Cooper banged Tuttle on the back, roaring with good-natured laughter, throwing his head back and letting his voice rise to the winter sky. “Why, if the greenhorn here ain’t got him a bit of ha’r after all!”
Bass continued, “So if’n it’s here we’re to plop down for the winter, by Jehoshaphat, I figure to stay warm and keep my belly full at that widder woman’s fire!”
Tuttle slapped a hand on Hooks’s shoulder, the both of them sniggering uncontrollably.
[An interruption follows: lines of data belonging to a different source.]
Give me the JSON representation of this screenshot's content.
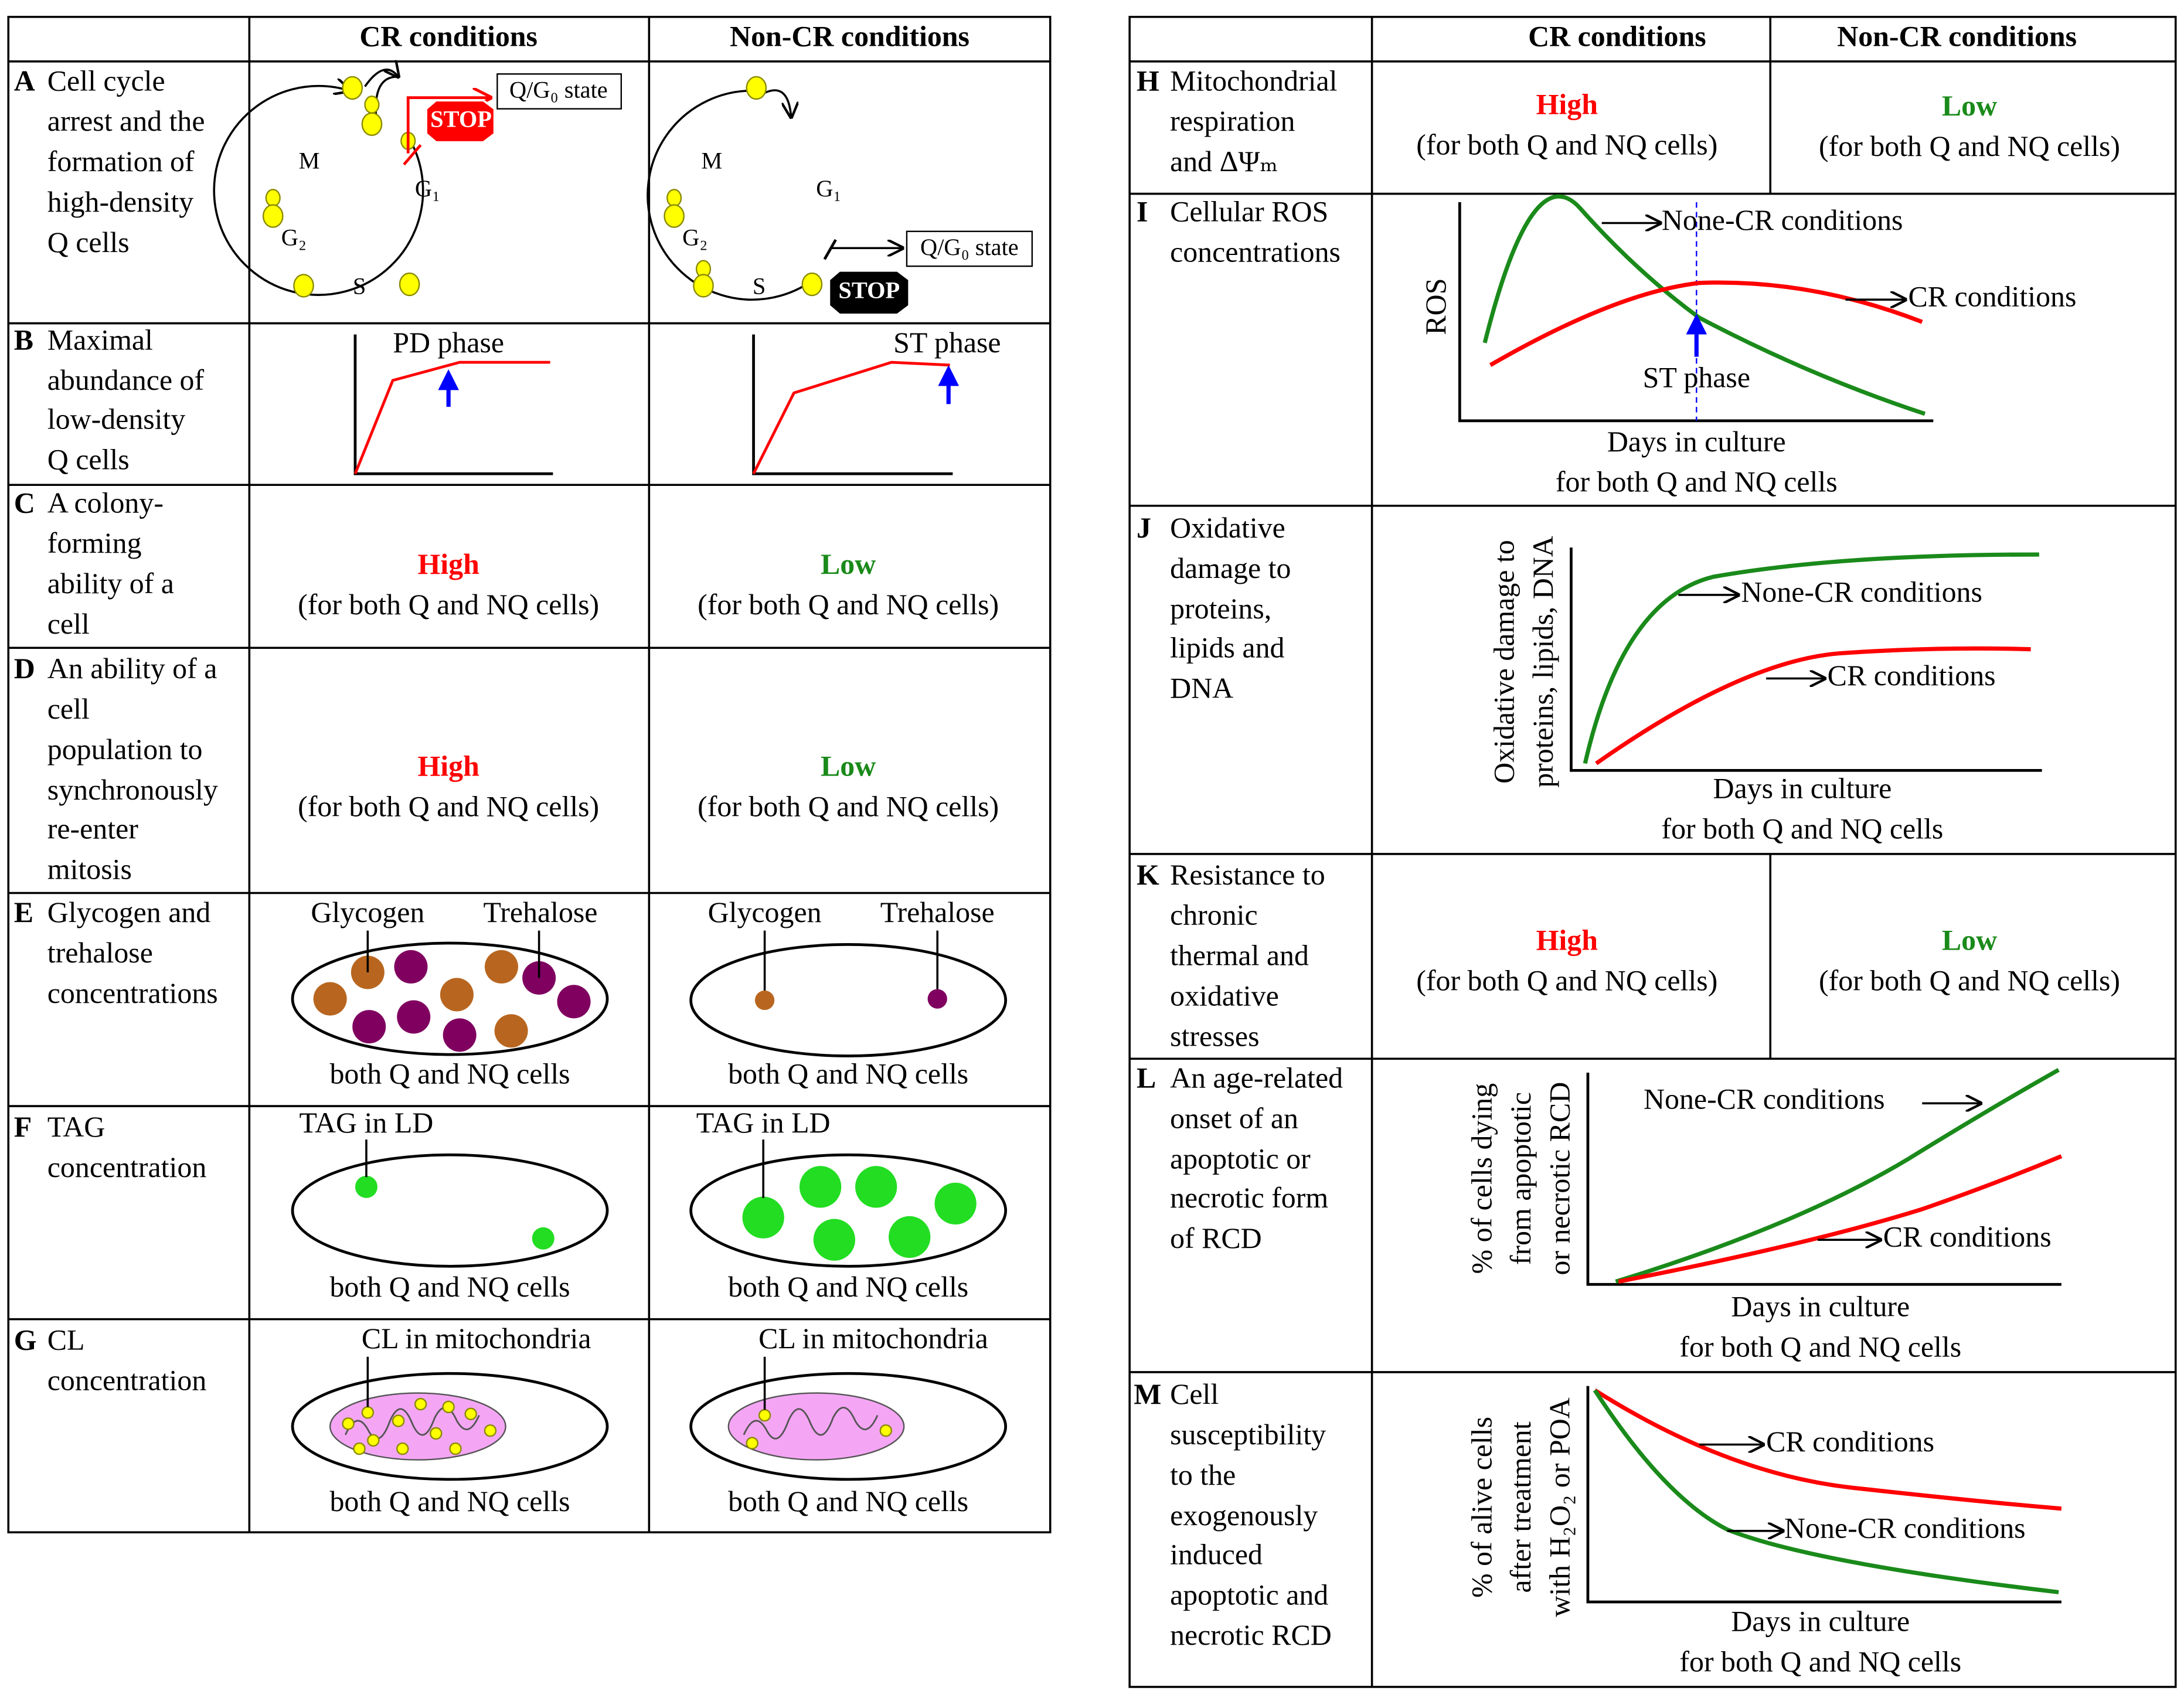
{
  "left_table": {
    "headers": [
      "CR conditions",
      "Non-CR conditions"
    ],
    "rows": [
      {
        "letter": "A",
        "label": [
          "Cell cycle",
          "arrest and the",
          "formation of",
          "high-density",
          "Q cells"
        ],
        "cr": {
          "phases": [
            "M",
            "G₁",
            "G₂",
            "S"
          ],
          "state": "Q/G₀ state",
          "stop": "STOP"
        },
        "non_cr": {
          "phases": [
            "M",
            "G₁",
            "G₂",
            "S"
          ],
          "state": "Q/G₀ state",
          "stop": "STOP"
        }
      },
      {
        "letter": "B",
        "label": [
          "Maximal",
          "abundance of",
          "low-density",
          "Q cells"
        ],
        "cr": {
          "phase": "PD phase"
        },
        "non_cr": {
          "phase": "ST phase"
        }
      },
      {
        "letter": "C",
        "label": [
          "A colony-",
          "forming",
          "ability  of a",
          "cell"
        ],
        "cr": {
          "level": "High",
          "note": "(for both Q and NQ cells)"
        },
        "non_cr": {
          "level": "Low",
          "note": "(for both Q and NQ cells)"
        }
      },
      {
        "letter": "D",
        "label": [
          "An ability  of a",
          "cell",
          "population to",
          "synchronously",
          "re-enter",
          "mitosis"
        ],
        "cr": {
          "level": "High",
          "note": "(for both Q and NQ cells)"
        },
        "non_cr": {
          "level": "Low",
          "note": "(for both Q and NQ cells)"
        }
      },
      {
        "letter": "E",
        "label": [
          "Glycogen and",
          "trehalose",
          "concentrations"
        ],
        "cr": {
          "labels": [
            "Glycogen",
            "Trehalose"
          ],
          "caption": "both Q and NQ cells"
        },
        "non_cr": {
          "labels": [
            "Glycogen",
            "Trehalose"
          ],
          "caption": "both Q and NQ cells"
        }
      },
      {
        "letter": "F",
        "label": [
          "TAG",
          "concentration"
        ],
        "cr": {
          "labels": [
            "TAG in LD"
          ],
          "caption": "both Q and NQ cells"
        },
        "non_cr": {
          "labels": [
            "TAG in LD"
          ],
          "caption": "both Q and NQ cells"
        }
      },
      {
        "letter": "G",
        "label": [
          "CL",
          "concentration"
        ],
        "cr": {
          "labels": [
            "CL in mitochondria"
          ],
          "caption": "both Q and NQ cells"
        },
        "non_cr": {
          "labels": [
            "CL in mitochondria"
          ],
          "caption": "both Q and NQ cells"
        }
      }
    ]
  },
  "right_table": {
    "headers": [
      "CR conditions",
      "Non-CR conditions"
    ],
    "rows": [
      {
        "letter": "H",
        "label": [
          "Mitochondrial",
          "respiration",
          "and ΔΨₘ"
        ],
        "cr": {
          "level": "High",
          "note": "(for both Q and NQ cells)"
        },
        "non_cr": {
          "level": "Low",
          "note": "(for both Q and NQ cells)"
        }
      },
      {
        "letter": "I",
        "label": [
          "Cellular ROS",
          "concentrations"
        ],
        "chart": {
          "y_label": [
            "ROS"
          ],
          "curve_labels": [
            "None-CR conditions",
            "CR conditions"
          ],
          "annotation": "ST phase",
          "x_label": [
            "Days in culture",
            "for both Q and NQ cells"
          ]
        }
      },
      {
        "letter": "J",
        "label": [
          "Oxidative",
          "damage to",
          "proteins,",
          "lipids and",
          "DNA"
        ],
        "chart": {
          "y_label": [
            "Oxidative damage to",
            "proteins, lipids, DNA"
          ],
          "curve_labels": [
            "None-CR conditions",
            "CR conditions"
          ],
          "x_label": [
            "Days in culture",
            "for both Q and NQ cells"
          ]
        }
      },
      {
        "letter": "K",
        "label": [
          "Resistance to",
          "chronic",
          "thermal and",
          "oxidative",
          "stresses"
        ],
        "cr": {
          "level": "High",
          "note": "(for both Q and NQ cells)"
        },
        "non_cr": {
          "level": "Low",
          "note": "(for both Q and NQ cells)"
        }
      },
      {
        "letter": "L",
        "label": [
          "An age-related",
          "onset of an",
          "apoptotic or",
          "necrotic form",
          "of RCD"
        ],
        "chart": {
          "y_label": [
            "% of cells dying",
            "from apoptotic",
            "or necrotic RCD"
          ],
          "curve_labels": [
            "None-CR conditions",
            "CR conditions"
          ],
          "x_label": [
            "Days in culture",
            "for both Q and NQ cells"
          ]
        }
      },
      {
        "letter": "M",
        "label": [
          "Cell",
          "susceptibility",
          "to the",
          "exogenously",
          "induced",
          "apoptotic and",
          "necrotic RCD"
        ],
        "chart": {
          "y_label": [
            "% of alive cells",
            "after treatment",
            "with H₂O₂ or POA"
          ],
          "curve_labels": [
            "CR conditions",
            "None-CR conditions"
          ],
          "x_label": [
            "Days in culture",
            "for both Q and NQ cells"
          ]
        }
      }
    ]
  }
}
Bud said, “I’ll … I’ll bet that widder woman knows her way round under a buffler robe too, Titus Bass!”
Silas Cooper roared again at that, his Adam’s apple bouncing up and down between the thick, muscular cords in his neck, then told his three companions, “Good for us it be that all this high-larity come at just the time when these here Ute bucks is all smiling and acting good-natured themselves.”
“Wouldn’t be for us to be laughing at that ol’ chief’s gift of his niece, would it, now?” Tuttle observed, winking at Bass.
“Boys, looks to be we got us as prime a place to hunker down for the next few weeks as there be in the mountains,” Silas repeated later as the crowd began to disperse and the four chosen women remained behind in the bright afternoon light to take home their white lodge guests. “Empty your packs and keep your plunder at your side this first night. Be sartin y’ picket your animals outside your door come sundown—so it be close at hand for the first few nights. Jest in case.”